Fred had little company at Dunkin' Donuts: two solid Greek girls behind the counter, a sweating male who was probably the father of one of them cooking in back, and two men, like himself, drinking coffee. Fred bought a dozen donuts and more coffee and took it all back to Molly's. Terry preferred donuts that squirted, and Sam liked chocolate on chocolate. Molly claimed no interest in donuts and would eat whatever the kids left. Fred made the kids drink milk to offset the sugar.

“Sorry about last night,” Molly said after the kids had left for school, as she was putting herself together. “The woman put me in a tailspin.”

“How did you leave things with her?”

“I honestly don't know.” Fred leaned to kiss her good-bye and she jerked away like a girl with brand-new breasts starting. “Sorry, Fred,” she said. “It's just … well, sorry, I guess, is all I know.”

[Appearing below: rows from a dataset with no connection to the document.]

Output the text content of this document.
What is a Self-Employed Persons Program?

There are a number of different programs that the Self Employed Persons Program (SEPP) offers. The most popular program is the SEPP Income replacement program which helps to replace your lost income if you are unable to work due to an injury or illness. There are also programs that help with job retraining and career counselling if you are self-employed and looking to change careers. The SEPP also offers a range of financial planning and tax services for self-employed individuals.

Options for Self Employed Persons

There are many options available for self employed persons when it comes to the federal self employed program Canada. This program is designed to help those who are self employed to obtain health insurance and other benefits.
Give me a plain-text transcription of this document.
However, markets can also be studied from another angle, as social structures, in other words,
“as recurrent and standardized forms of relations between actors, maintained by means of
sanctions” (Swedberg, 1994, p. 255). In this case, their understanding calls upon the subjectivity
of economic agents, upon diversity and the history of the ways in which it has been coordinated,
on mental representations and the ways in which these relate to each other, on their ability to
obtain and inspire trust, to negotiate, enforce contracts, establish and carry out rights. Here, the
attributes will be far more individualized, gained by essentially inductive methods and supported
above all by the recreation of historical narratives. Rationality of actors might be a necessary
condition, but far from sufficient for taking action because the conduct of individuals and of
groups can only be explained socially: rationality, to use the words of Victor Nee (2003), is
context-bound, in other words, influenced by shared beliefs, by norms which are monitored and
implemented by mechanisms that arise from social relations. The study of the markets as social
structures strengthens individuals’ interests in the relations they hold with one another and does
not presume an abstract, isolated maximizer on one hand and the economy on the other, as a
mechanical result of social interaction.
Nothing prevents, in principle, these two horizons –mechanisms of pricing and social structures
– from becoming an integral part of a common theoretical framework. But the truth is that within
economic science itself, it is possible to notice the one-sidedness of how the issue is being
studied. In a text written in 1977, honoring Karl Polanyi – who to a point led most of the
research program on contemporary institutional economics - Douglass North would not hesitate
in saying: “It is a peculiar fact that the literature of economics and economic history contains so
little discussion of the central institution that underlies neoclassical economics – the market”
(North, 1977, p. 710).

“OK,” Fred said. “I'll clean up here. I'm waiting to go into town until after I talk with this detective, Bookrajian, since Dee says I should.” He saw Molly out the kitchen door into the garage, heard the garage door heave open and close again, and Molly's Colt putter away into a cold gray morning.

*   *   *

“You left a message I should call?” Bookrajian said when he called back at ten. Fred by this time was pacing Molly's kitchen, cursing himself for putting himself in hock to a telephone. He wanted to pick up the matter of Manny. Every departing minute threatened to take the head end of the Copley portrait farther into the distance.

“Yes. I did business with Oona Imry, and I understand from Dee Glaspie, who writes parking tickets for the city…”

Bookrajian interrupted, “Go on.”

Fred said, “I understood you people were satisfied the death was an accident. The nephew said you were ready to release the body.”

“Are you kidding?” Bookrajian's amazed bluster caused Fred to hold the receiver away from his ear. “Oh, the nephew. That fucking snake son of a bitch? You a friend of his?”